Ainsi, l'intégralité des agents affectés, d'une part, aux missions d'accompagnement des élèves handicapés et, d'autre part, à l'assistance administrative aux directeurs d'école ont été renouvelés ou remplacés selon les possibilités juridiquement offertes.

D'autre part, le Gouvernement a décidé l'augmentation des recrutements de contrats aidés qui s'est traduit pour le ministère de l'éducation nationale par un objectif de recrutement de 10 000 contrats aidés supplémentaires à compter du 1er septembre 2009.

Par ailleurs, plusieurs mesures ont été prises afin d'assurer la continuité des missions exercées par les AVS. Le décret n° 2009-993 du 20 août 2009 et la circulaire n° 2009-135 du 5 octobre 2009 pris en application de l'article 44 de la loi n° 2009-972 du 3 août 2009 prévoit que certains AVS, chargés de missions d'accompagnement d'élèves handicapés et dont le contrat ne peut plus faire l'objet d'un renouvellement, peuvent être recrutés par des associations conventionnées avec le ministère de l'éducation nationale afin d'assurer la continuité de l'accompagnement des élèves dont ils avaient la charge précédemment.

Le ministère de l'éducation nationale s'est également engagé à avancer avec le ministère du travail, des relations sociales, de la famille, de la solidarité et de la ville vers la professionnalisation des métiers de l'accompagnement.

L'objectif est de créer, d'ici à septembre 2010, un nouveau métier d'accompagnant de vie scolaire et sociale qui permettra d'offrir des perspectives de carrière et de mobilité à ceux qui ont choisi de s'engager dans l'accompagnement des élèves handicapés.
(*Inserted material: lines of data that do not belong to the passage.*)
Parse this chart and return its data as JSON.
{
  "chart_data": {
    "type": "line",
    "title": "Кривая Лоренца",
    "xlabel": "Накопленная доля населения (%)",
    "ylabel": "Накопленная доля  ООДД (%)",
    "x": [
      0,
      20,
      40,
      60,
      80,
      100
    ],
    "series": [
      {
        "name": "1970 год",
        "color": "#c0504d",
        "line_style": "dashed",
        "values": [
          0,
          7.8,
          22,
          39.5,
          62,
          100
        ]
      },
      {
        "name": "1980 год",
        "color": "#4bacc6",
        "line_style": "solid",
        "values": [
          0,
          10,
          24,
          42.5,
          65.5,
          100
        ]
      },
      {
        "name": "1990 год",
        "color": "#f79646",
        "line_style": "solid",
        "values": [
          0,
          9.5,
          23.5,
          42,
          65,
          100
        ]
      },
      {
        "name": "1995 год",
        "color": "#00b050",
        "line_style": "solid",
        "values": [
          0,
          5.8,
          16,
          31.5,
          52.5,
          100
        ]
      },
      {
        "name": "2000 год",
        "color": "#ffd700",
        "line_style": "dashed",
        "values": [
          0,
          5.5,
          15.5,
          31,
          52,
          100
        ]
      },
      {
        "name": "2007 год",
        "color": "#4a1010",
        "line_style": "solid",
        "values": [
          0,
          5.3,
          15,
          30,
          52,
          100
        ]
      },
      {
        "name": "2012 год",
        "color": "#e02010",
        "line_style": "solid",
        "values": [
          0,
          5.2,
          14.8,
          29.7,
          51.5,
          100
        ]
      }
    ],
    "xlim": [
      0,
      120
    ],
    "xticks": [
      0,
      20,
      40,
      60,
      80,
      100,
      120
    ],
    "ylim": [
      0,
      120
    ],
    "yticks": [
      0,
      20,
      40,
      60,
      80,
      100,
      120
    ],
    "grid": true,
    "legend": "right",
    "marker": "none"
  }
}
Enfin, une attention particulière est apportée à la formation des agents employés en contrat aidé par le ministère de l'éducation nationale. Ainsi, depuis le début de l'année scolaire 2008-2009, des conventions régionales tripartites qui associent la direction régionale du travail, de l'emploi et de la formation professionnelle, le rectorat et le site régional de Pôle emploi sont mises en oeuvre dans chaque région afin de formaliser la collaboration et les partenariats de l'ensemble des acteurs locaux en matière de formation.

Ces conventions régionales prévoient, notamment, que les services académiques et le service public régional de l'emploi arrêtent un plan annuel de formation des salariés en contrat aidé.

Les actions de formation proposées à travers ces plans annuels de formation aux salariés en contrat aidé relèvent à la fois des dispositifs de droit commun proposés par Pôle emploi et de l'offre de formation propre du ministère de l'éducation nationale (réseau des GRETA et plans académiques de formation).

Chaque salarié employé en contrat aidé par le ministère de l'éducation nationale dispose donc d'une offre de formation variée ainsi que d'un suivi personnalisé. Les bénéficiaires de contrats aidés ont également accès au dispositif de la validation des acquis de l'expérience (VAE), notamment par le biais des attestations de compétences délivrées par les établissements employeurs à l'issue de chaque contrat. Enfin, le nouveau dispositif mis en oeuvre le 1er janvier 2010 met l'accent sur l'aspect qualitatif de l'accompagnement des salariés.

Désormais, le prescripteur du contrat doit désigner au sein de ses services un référent chargé d'assurer le suivi du parcours d'insertion du salarié (art. R. 5134-37 du code du travail). Par ailleurs, l'employeur doit désigner un tuteur « parmi les salariés qualifiés et volontaires pour assumer cette fonction » (art. R. 5134-38 du code du travail).